Il GP di Catalunya sancisce la quarta vittoria stagionale di Marc Marquez, che alla fine della gara scende dalla moto sotto la curva che ospita i suoi tifosi e si lancia nei festeggiamenti di una gara conquistata in solitaria. Secondo posto per uno stoico Fabio Quartararo, al suo primo podio nella classe regina, davanti a Danilo Petrucci ottimo terzo dopo una gara da lottatore con Alex Rins, che conclude quarto. Quartararo, con i suoi 21 anni, è il pilota più giovane che abbia mai conquistato un podio in MotoGP.

Punti preziosi in campionato per Marc Marquez, che adesso conduce con 37 lunghezze su Dovizioso, rimasto a secco di punti. più

LO STRIKE DI LORENZO - Il momento cruciale della gara è nelle prime fasi, quando Jorge Lorenzo rinviene dalla decima posizione in griglia, arriva in quarta posizione e poi tenta l’attacco alla zona podio. Ha fretta di sorpassare, Lorenzo, e commette errore: perde il controllo e fastrike. Cade e, scivolando, colpisce Dovizioso, che era secondo, travolge anche Viñales, che era in terza posizione, e poi coinvolge anche Valentino Rossi, che non riesce ad evitare la Honda di Lorenzo che scivola verso borso pista: Rossi cade, prova a ripartire ma poi deve rientrare ai box. E’ ritiro per tutti e quattro.

Gara da dimenticare per Franco Morbidelli, che partito dalla prima fila ha militato nelle retrovie forse per via della scelta della gomma dura sul posteriore – era l’unico ad averla scelta – e quando mancavano 8 giri alla fine l romano naturalizzato pesarese è incappato in una caduta che ha messo fine al suo GP di Catalunya.

LA GARA – La griglia di partenza cambia con la penalizzazione di Vinales: lento in traiettoria, ers stato sfiorato a quasi 200 km/h da Quartararo. I piloti si erano chiariti, ma la direzione gara ha penalizzato Vinales di tre posizioni in griglia: lo spagnolo è passato così dalla terza alla sesta posizione e Morbidelli è salito in prima fila nella terza casella.

Allo start Marc Marquez impiega poco a portarsi al comando e dopo lo strike di Jorge Lorenzo al secondo giro, lo spagnolo rimane davanti, con Petrucci che guadagna la seconda posizione davanti a Quartararo. Poco dopo Rins acciuffa la terza posizione e si mette alla caccia di Petrucci.

Quando mancano 19 giri cade ‘Pecco’ Bagnaia, che perde l‘avantreno ed è costretto al ritiro.
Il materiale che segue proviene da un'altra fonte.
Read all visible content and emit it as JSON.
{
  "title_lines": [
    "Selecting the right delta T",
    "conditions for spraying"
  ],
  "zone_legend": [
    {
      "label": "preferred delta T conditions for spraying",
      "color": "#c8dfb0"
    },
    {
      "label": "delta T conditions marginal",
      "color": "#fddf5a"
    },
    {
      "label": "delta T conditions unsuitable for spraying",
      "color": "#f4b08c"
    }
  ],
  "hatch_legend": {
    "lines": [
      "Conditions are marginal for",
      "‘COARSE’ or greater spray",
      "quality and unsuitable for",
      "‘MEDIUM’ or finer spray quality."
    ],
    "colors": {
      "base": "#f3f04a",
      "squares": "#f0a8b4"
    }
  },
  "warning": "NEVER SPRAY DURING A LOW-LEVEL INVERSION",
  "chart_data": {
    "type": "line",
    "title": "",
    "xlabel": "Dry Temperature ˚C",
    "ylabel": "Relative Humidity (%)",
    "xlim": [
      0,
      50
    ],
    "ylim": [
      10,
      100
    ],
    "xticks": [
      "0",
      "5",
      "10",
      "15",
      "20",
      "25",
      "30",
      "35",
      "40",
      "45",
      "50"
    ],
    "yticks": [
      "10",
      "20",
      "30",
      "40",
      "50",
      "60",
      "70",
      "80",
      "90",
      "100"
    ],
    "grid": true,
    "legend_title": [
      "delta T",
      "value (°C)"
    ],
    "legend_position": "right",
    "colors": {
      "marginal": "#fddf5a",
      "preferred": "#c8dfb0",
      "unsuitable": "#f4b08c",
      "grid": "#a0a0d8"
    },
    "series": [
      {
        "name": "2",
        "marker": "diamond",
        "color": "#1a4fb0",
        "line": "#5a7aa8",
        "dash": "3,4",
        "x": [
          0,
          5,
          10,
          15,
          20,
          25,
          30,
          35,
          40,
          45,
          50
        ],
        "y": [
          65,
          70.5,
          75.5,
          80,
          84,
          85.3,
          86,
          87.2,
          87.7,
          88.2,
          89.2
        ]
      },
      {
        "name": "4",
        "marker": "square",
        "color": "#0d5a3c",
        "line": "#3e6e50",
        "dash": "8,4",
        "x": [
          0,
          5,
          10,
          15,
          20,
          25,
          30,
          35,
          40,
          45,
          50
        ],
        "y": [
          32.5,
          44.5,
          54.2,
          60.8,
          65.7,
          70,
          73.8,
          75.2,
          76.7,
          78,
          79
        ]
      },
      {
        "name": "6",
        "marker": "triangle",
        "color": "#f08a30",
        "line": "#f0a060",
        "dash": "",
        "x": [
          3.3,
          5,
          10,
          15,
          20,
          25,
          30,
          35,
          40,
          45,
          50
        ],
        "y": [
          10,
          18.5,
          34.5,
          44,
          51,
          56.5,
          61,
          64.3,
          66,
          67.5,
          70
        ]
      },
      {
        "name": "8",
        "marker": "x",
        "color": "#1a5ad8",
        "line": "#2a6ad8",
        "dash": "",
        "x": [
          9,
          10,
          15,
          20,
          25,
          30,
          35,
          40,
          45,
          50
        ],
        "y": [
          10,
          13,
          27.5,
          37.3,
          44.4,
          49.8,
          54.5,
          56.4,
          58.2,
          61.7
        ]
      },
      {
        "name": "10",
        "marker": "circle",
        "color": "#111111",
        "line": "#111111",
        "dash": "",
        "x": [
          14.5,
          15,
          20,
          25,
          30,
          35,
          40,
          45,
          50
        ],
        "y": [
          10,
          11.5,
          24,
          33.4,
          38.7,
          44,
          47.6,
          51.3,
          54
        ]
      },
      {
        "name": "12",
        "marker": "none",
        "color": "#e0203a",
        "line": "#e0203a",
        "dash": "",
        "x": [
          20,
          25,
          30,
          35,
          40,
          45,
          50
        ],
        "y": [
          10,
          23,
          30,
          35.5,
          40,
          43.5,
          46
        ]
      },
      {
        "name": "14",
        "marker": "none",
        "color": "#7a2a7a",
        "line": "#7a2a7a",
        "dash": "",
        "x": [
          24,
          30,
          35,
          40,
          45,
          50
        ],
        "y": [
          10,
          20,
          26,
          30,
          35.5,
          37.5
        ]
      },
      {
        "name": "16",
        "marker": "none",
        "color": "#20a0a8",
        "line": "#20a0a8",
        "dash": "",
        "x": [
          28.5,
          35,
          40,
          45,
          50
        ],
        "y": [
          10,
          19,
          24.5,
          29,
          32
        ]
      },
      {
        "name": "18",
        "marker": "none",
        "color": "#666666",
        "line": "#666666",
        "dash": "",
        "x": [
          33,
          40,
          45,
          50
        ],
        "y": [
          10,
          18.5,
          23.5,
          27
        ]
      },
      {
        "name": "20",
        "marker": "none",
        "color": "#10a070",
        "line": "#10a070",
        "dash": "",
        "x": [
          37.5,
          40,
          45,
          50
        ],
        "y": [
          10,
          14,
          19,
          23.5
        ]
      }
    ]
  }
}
Intanto continua la bagarre fra la Suzuki di Rins e la Ducati ufficiale di Petrucci, che quando mancano 14 giri alla fine si riporta in seconda posizione, con Quartararo che si mantiene dietro ai due, ma con qualche decimo di distacco.

Un giro dopo Rins forza la staccata e torna davanti ma Petrucci si riprende subito la posizione. E intanto Quartararo si avvicina.

Nel frattempo Aleix Espargaro entra in contatto con Smith, e rimedia una forte botta al ginocchio. Il contatto fra i due verrà analizzato successivamente dalla direzione gara, intanto Aleix Espagarò viene portato in ospedale.

LE SCINTILLE FRA PETRUCCI E RINS - Rins e Petrucci continuano a fare scintille: a metà gara Rins dà una carenata a Petrucci e si porta in seconda posizione. Quartararo prova ad approfittarne ma non ci riesce e anzi deve cominciare a guardarsi da Jack Miller che prova a passare il francese, fa una curva in quarta posizione ma poi perde la piazza.

A 7 giri  dalla fine Rins prova ancora l’attacco, ma finisce largo. Rientrato settimo, si lancia in una rimonta che lo porterà alla quarta posizione.

Quartararo intanto approfitta del momento di confusione e sorpassa Petrucci, conquistando la seconda posizione che manterrà fino al traguardo.

A 6 giri dalla fine Cal Crutchlow tenta il sorpasso su Miller e finisce nella ghiaia.

LA TOP TEN - Le posizioni si congelano nelle ultime fasi, con Marc Marquez che conquista la sua vittoria numero 48 davanti a Quartararo e Petrucci,  con Rins buon quarto. Jack Miller che chiude il GP di Catalunya al quinto posto, davanti a Joan Mir.

Più attardati Pol Espargarò, che precede Nakagami, Rabat e Zarco. Undicesimo Andrea Iannone.